Tesla has released the first six Model X SUVs, which the Canadian company says has a bioweapon defense mode as default.

During an event on Tuesday, Sept. 29, Elon Musk, the CEO of Tesla Motors, handed over the keys of the first six cars to their owners. The latest electric car comes with a host of new features, which included a mode that will protect the car's occupants in the event of a chemical attack.

Musk revealed that Model X's air conditioning system has three modes: circulating air from outside the car's cabin, re-circulating air already inside the car's cabin and a "bioweapon defense mode."

The bioweapon defense mode can be activated by pushing a button on the car's dashboard. When in this mode, the air-conditioning system of the car produces positive pressure in the car and prevents outside air to enter the car's cabin.

"Model X is the world's cleanest SUV on the inside, too. The front fascia is designed with a functional duct that pushes air through the first true HEPA filter system available in an automobile allowing medical-grade air to fill the cabin, no matter what is going on outside," per Tesla.

While Tesla claims the new bioweapon defense mode will come handy in case there is a biological attack, some experts believe that the new mode is just a marketing stunt.

Gizmodo interviewed Colonel Randall Larsen, the Director of The Institute for Homeland Security and the National Security Advisor to the Center for Biosecurity of the University of Pittsburgh Medical Center, who laughed when he heard of the new mode in the Model X.
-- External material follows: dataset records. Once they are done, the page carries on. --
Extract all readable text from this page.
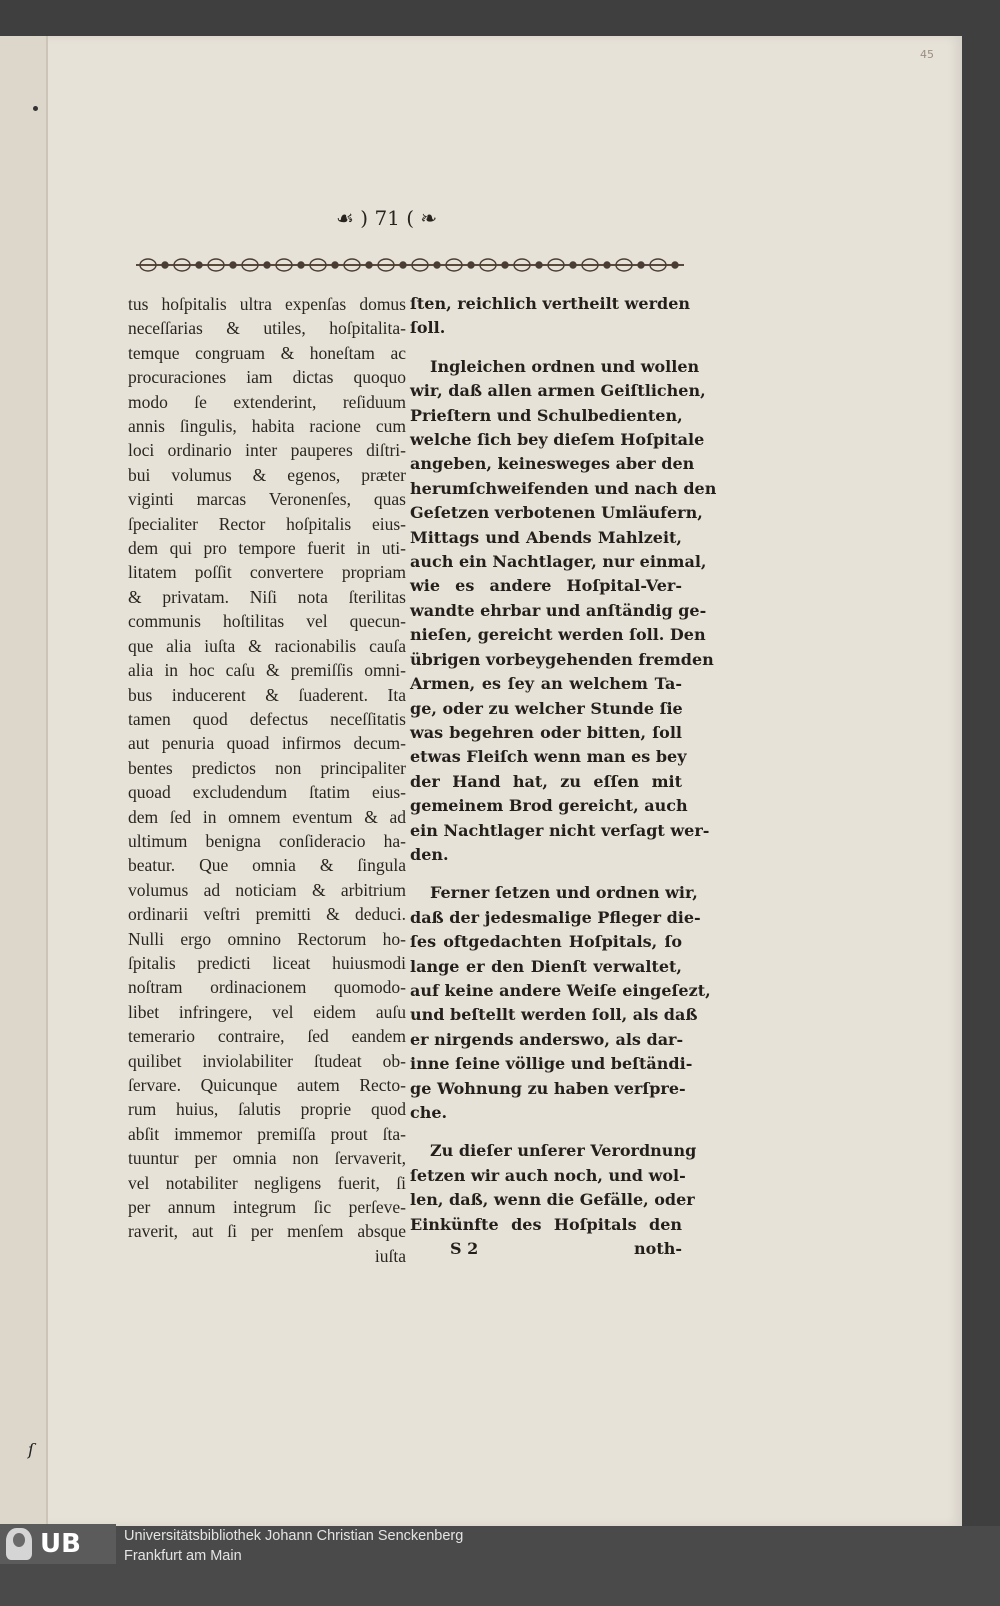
ſ
45
☙ ) 71 ( ❧
tus hoſpitalis ultra expenſas domus
neceſſarias & utiles, hoſpitalita-
temque congruam & honeſtam ac
procuraciones iam dictas quoquo
modo ſe extenderint, reſiduum
annis ſingulis, habita racione cum
loci ordinario inter pauperes diſtri-
bui volumus & egenos, præter
viginti marcas Veronenſes, quas
ſpecialiter Rector hoſpitalis eius-
dem qui pro tempore fuerit in uti-
litatem poſſit convertere propriam
& privatam. Niſi nota ſterilitas
communis hoſtilitas vel quecun-
que alia iuſta & racionabilis cauſa
alia in hoc caſu & premiſſis omni-
bus inducerent & ſuaderent. Ita
tamen quod defectus neceſſitatis
aut penuria quoad infirmos decum-
bentes predictos non principaliter
quoad excludendum ſtatim eius-
dem ſed in omnem eventum & ad
ultimum benigna conſideracio ha-
beatur. Que omnia & ſingula
volumus ad noticiam & arbitrium
ordinarii veſtri premitti & deduci.
Nulli ergo omnino Rectorum ho-
ſpitalis predicti liceat huiusmodi
noſtram ordinacionem quomodo-
libet infringere, vel eidem auſu
temerario contraire, ſed eandem
quilibet inviolabiliter ſtudeat ob-
ſervare. Quicunque autem Recto-
rum huius, ſalutis proprie quod
abſit immemor premiſſa prout ſta-
tuuntur per omnia non ſervaverit,
vel notabiliter negligens fuerit, ſi
per annum integrum ſic perſeve-
raverit, aut ſi per menſem absque
iuſta
ſten, reichlich vertheilt werden
ſoll.
Ingleichen ordnen und wollen
wir, daß allen armen Geiſtlichen,
Prieſtern und Schulbedienten,
welche ſich bey dieſem Hoſpitale
angeben, keinesweges aber den
herumſchweifenden und nach den
Geſetzen verbotenen Umläufern,
Mittags und Abends Mahlzeit,
auch ein Nachtlager, nur einmal,
wie es andere Hoſpital-Ver-
wandte ehrbar und anſtändig ge-
nieſen, gereicht werden ſoll. Den
übrigen vorbeygehenden fremden
Armen, es ſey an welchem Ta-
ge, oder zu welcher Stunde ſie
was begehren oder bitten, ſoll
etwas Fleiſch wenn man es bey
der Hand hat, zu eſſen mit
gemeinem Brod gereicht, auch
ein Nachtlager nicht verſagt wer-
den.
Ferner ſetzen und ordnen wir,
daß der jedesmalige Pfleger die-
ſes oftgedachten Hoſpitals, ſo
lange er den Dienſt verwaltet,
auf keine andere Weiſe eingeſezt,
und beſtellt werden ſoll, als daß
er nirgends anderswo, als dar-
inne ſeine völlige und beſtändi-
ge Wohnung zu haben verſpre-
che.
Zu dieſer unſerer Verordnung
ſetzen wir auch noch, und wol-
len, daß, wenn die Gefälle, oder
Einkünfte des Hoſpitals den
S 2	noth-
UB	Universitätsbibliothek Johann Christian Senckenberg
Frankfurt am Main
Musk revealed that the heating, ventilating and air-conditioning (HVAC) system of the Model X is 800 times efficient in filtering viruses when compared to any other car in the market. This claim may be correct but the HEPA filter in the car may still not filter some viruses that are extremely small and which could be used in biological weapons.

When the bioweapon defense mode is activated then, the car also generates positive pressure in the car's cabin and stops inflow of outside air in the car. However, the inside of the car still needs that extra air for creating positive pressurization.

"So that's not insignificant, but it doesn't in itself solve the problem, because you still have to have some way to filter that air," says Michael J. Buchmeier, who is the deputy director of the Pacific Southwest Regional Center for Biodefense and Emerging Diseases at the University of California, Irvine.

Larsen also noted that another problem with a biological attack is to find if there has been one nearby. The first symptoms of a biological attack may show in people days or weeks after an attack. By the time an owner of the Model X realizes a bio attack has ocurred and activates the bioweapon defense mode in the car, it may be too late.